TOCOM Energy
Where do we stand in latest oil price cycle?
What drives the price of oil starting Monday is this past weekend’s meeting of OPEC+.
A global shortfall in crude oil supply is set to deepen in the third quarter as Saudi Arabia said it will cut its crude output by another 1 million b/d, deepening OPEC+ alliance production cuts to 4.7 million b/d.
The deal also involves a complicated rebalancing of the alliance’s 2024 production baselines from which quotas will be calculated, redistributing allocations in favor of the UAE, with its higher spare capacity. OPEC+ also said in a statement that it will limit combined oil production to 40.463 million bpd over January-December 2024.
Despite the production cuts and demand growth forecasts for this year largely holding up, the May monthly average price for benchmark Middle East Dubai, which is the primary sales-reference price for Middle East oil producers, tumbled over 10% versus April.
Traders had already raised concerns over the sluggish pace of growth in the US and a possible further rate rise, while oil market is weighing Chinese demand, which is the main uncertainty for markets right now.
So it is crucial to take OPEC’s decision in the context of sentiment and market-based positioning, which is extraordinarily fragile and extremely short for now.
The current market is extremely difficult to trade directionally, as oil remains rangebound after it’s 2022 highs of over $100 a barrel. The continuous weakness in the oil price has divided the views of analysts regarding the nature of the latest oil price cycle.
There are short-term oil market data that inform cyclical price changes and longer-term indicators that drive the more structural price, or secular, price level. Any mismatch between supply and demand could cause price swings, after such swings, prices appear to revert to their long-run mean value or long-run marginal cost, which also appear to change over time.
Besides, the structural and the cyclical don’t always align, and this is one of those moments.
What most analyst agree on is that the oil market’s structural outlook is one of tightness, but for the time being it is being offset by cyclical weakness.
On the structural side, some argue that we have entered a world of oil prices being higher for much longer, the reason is that years of underinvestment and steadily rising demand have tipped the market into an undersupply that cannot be fixed quickly or easily.

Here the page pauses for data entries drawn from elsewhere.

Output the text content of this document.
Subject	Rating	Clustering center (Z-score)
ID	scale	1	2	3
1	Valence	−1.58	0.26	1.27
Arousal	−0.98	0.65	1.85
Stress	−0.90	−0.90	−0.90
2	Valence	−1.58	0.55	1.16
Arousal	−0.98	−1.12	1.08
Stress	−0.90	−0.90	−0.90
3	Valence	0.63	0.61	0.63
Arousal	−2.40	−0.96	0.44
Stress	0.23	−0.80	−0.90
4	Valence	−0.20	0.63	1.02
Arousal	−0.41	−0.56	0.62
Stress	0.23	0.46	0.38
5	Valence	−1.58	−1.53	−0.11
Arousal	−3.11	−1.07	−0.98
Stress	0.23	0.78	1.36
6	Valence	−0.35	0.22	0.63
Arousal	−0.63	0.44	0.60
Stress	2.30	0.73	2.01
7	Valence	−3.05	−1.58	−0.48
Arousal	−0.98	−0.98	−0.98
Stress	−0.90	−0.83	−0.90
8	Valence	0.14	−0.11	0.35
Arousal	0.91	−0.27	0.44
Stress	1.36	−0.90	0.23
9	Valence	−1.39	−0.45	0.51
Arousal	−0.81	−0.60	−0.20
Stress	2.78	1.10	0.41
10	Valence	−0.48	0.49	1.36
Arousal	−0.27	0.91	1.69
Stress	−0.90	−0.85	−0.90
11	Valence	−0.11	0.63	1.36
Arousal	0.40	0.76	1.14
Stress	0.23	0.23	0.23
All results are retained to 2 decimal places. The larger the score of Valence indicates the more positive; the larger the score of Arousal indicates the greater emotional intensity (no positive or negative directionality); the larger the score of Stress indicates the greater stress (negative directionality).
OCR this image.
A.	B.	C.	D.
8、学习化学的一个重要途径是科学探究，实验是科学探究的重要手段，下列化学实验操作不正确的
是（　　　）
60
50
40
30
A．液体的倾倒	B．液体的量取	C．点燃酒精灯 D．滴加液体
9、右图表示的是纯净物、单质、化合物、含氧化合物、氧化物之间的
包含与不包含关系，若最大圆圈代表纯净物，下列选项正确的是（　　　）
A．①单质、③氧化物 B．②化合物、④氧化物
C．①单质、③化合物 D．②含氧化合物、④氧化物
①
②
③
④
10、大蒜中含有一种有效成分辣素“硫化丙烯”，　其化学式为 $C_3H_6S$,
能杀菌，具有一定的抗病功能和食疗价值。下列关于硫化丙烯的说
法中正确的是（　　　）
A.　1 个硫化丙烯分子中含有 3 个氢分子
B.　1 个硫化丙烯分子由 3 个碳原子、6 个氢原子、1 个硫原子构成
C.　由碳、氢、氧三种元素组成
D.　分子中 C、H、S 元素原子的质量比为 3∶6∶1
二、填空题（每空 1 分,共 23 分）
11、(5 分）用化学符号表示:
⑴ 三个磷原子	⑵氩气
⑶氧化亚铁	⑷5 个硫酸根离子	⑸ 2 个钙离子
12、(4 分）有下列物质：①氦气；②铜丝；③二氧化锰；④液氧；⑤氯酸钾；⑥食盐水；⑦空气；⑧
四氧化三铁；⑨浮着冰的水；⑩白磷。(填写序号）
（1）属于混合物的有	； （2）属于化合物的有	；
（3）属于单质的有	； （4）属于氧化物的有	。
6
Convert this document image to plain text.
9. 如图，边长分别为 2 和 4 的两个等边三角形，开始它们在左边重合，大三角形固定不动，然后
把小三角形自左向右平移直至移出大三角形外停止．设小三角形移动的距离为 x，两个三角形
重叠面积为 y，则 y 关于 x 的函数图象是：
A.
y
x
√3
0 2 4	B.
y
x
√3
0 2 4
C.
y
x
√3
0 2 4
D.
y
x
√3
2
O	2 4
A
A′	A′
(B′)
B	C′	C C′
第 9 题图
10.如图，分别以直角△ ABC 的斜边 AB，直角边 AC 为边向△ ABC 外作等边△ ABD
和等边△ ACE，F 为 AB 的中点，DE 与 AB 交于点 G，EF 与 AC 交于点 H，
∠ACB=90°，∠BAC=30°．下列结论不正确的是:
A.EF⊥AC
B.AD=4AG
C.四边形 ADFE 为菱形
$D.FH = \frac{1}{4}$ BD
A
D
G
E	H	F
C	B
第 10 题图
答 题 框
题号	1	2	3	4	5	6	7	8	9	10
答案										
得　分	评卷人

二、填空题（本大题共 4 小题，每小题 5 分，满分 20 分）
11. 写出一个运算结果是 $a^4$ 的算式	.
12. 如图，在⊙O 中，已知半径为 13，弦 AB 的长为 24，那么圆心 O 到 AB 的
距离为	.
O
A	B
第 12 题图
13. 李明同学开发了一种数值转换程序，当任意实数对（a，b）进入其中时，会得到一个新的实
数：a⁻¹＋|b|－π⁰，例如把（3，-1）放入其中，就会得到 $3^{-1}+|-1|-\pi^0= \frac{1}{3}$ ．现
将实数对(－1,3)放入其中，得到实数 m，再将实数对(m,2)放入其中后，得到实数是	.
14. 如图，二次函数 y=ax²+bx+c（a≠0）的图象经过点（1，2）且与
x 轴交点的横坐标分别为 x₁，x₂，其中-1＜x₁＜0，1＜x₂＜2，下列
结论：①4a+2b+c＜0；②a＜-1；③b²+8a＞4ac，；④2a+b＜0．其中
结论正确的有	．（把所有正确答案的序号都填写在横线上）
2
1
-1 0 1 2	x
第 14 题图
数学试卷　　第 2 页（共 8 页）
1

On the cyclical side, growth cycles in the global economy are incredibly important for commodities markets in general, and oil prices in specific.
While some economists have been projecting a recession just around the corner all year, some argue that the latest downturn is part of a cycle in manufacturing activity and energy prices that has repeated with an average duration of three to four years since the early 1990s. According to the theory, the current slowdown in energy might be a mid-cycle soft patch, and will be followed by a new cyclical rebound although it’s likely to be a below-trend one.
Another thing to note is that global inventories of petroleum and more cyclically sensitive components such as distillates remain below the long-term average. This means that inventories are likely to deplete quickly in the event that the economy gains momentum again leaving little time to rebuild them in the short-term. In the case of low inventory, oil price range may be larger than expected.